If there is a filesystem that is dumb enough to cause corruption during the checksumming process, please let me know which one, so I can be sure to never ever ever go anywhere near it. :)
A lot of things in computing are overwhelmingly stupid or assume everything will work as expected. I have experienced several data corruption events related to parity data being read incorrectly, not in ZFS, but with hardware and software raid controllers. In one case the hardware raid controller even had ECC memory, but its memory was overheating and thus introducing bad data into calculations when multi bit errors were not correctable. A similarly horrific error condition saw a controller confuse disk IDs in memory and start mirroring one drive to every other drive in the system.

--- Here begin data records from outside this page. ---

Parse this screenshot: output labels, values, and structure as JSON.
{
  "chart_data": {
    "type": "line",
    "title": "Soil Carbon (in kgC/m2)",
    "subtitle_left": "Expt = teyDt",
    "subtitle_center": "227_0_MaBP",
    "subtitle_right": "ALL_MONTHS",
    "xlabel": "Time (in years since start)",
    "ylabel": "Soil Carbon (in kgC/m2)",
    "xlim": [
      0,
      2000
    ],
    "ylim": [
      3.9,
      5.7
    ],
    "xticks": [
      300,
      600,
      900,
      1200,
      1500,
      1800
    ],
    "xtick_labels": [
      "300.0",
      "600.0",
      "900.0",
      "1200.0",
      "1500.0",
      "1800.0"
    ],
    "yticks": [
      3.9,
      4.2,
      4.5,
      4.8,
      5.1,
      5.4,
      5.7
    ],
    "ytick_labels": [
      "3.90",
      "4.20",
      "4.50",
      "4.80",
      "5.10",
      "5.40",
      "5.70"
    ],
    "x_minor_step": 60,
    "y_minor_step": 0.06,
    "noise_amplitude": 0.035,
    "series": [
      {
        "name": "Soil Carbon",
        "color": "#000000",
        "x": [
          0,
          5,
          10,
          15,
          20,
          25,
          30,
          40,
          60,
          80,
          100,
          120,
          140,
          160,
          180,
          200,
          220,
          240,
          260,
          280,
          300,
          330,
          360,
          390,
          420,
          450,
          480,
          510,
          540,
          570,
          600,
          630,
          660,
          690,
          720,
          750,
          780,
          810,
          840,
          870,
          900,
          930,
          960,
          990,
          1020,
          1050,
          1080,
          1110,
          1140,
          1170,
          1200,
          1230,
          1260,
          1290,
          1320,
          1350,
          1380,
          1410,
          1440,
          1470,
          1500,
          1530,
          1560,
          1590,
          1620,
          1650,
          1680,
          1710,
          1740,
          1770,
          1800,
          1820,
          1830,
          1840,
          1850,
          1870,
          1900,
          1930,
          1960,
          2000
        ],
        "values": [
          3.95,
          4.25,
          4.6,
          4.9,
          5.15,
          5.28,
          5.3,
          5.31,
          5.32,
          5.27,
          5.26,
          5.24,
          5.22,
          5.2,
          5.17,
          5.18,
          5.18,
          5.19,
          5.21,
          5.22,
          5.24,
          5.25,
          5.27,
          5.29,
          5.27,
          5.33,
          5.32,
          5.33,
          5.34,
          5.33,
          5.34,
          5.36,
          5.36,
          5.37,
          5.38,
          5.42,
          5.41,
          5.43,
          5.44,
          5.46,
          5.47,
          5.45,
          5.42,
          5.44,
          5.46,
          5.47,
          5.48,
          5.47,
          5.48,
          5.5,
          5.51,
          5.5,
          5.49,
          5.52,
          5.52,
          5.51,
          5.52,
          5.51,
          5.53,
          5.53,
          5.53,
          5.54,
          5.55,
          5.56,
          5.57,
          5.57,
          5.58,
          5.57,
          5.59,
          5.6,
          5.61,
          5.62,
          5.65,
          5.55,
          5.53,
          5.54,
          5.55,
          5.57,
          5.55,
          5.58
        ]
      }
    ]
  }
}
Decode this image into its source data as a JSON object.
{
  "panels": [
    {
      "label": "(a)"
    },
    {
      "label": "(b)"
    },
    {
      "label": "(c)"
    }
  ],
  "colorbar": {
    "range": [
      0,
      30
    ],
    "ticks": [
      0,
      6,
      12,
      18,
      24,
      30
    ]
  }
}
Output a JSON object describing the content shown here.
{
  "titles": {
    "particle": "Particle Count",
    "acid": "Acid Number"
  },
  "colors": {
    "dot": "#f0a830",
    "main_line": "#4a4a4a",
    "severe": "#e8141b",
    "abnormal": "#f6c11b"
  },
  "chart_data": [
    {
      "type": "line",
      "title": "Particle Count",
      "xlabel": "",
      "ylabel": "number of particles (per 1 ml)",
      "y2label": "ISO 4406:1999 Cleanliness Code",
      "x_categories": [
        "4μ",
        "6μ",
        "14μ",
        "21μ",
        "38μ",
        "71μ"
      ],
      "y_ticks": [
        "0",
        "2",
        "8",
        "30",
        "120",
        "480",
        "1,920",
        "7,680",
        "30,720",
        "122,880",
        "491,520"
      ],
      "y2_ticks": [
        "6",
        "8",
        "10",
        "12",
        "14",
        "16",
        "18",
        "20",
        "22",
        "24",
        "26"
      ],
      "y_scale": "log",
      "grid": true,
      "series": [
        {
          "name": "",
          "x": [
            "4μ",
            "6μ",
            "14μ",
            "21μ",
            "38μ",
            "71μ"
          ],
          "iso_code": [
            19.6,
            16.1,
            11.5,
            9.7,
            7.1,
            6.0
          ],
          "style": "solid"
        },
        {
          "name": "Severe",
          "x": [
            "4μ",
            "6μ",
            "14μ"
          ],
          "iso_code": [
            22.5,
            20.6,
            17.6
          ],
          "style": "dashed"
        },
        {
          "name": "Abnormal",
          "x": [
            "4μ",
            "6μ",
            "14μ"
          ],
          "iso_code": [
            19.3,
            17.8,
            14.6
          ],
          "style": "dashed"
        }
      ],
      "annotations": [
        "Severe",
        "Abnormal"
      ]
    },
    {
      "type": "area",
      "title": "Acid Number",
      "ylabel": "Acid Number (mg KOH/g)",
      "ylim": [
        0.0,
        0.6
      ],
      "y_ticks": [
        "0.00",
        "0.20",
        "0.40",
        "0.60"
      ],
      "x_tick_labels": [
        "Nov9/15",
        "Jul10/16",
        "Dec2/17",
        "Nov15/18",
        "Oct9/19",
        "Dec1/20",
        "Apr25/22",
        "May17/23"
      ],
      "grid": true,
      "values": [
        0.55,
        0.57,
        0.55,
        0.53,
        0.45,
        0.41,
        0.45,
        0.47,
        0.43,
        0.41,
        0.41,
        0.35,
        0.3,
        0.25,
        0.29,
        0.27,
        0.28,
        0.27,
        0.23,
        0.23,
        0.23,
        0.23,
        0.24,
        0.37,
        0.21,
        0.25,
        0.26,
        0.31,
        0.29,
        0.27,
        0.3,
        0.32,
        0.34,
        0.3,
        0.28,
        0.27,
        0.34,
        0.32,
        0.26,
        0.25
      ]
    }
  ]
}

Those are not instances of error checking causing data corruption. As I said, "I don't understand how error checking could ever cause data corruption."
Error checking will only ever help you, not hurt you. It doesn’t matter how bad you memory or disk or raid controller is. Error checking won't necessarily save you from those things, but it can in some cases, and it’ll never make things worse.
But they are though, the parity data calcs being corrupted in that first example caused data corruption during a scheduled array check while the system was under unusually heavy load. Error checking is good, and when things are working right it can only help. That is true, but it can't always be counted on if the hardware, software, etc is untrustworthy for whatever reason.
Okay, well I am totally and utterly confused as to how that could ever be possible, regardless of the hardware. You're confident that if not for the data validation the problem wouldn't have occurred?
No, it won't.
https://jrs-s.net/2015/02/03/will-zfs-and-non-ecc-ram-kill-y...
> Let’s assume that we have RAM that not only isn’t working 100% properly, but is actively goddamn evil and trying its naive but enthusiastic best to specifically kill your data during a scrub. First, you read a block. This block is good. It is perfectly good data written to a perfectly good disk with a perfectly matching checksum. But that block is read into evil RAM, and the evil RAM flips some bits. Perhaps those bits are in the data itself, or perhaps those bits are in the checksum. Either way, your perfectly good block now does not appear to match its checksum, and since we’re scrubbing, ZFS will attempt to actually repair the “bad” block on disk. Uh-oh! What now?
> Next, you read [a copy of the same block from another disk]. Now, if your evil RAM leaves this block alone, ZFS will see that the second copy matches its checksum, and so it will overwrite the first block with the same data it had originally – no data was lost here, just a few wasted disk cycles. OK. But what if your evil RAM flips a bit in the second copy? Since it doesn’t match the checksum either, ZFS doesn’t overwrite anything. It logs an unrecoverable data error for that block, and leaves both copies untouched on disk.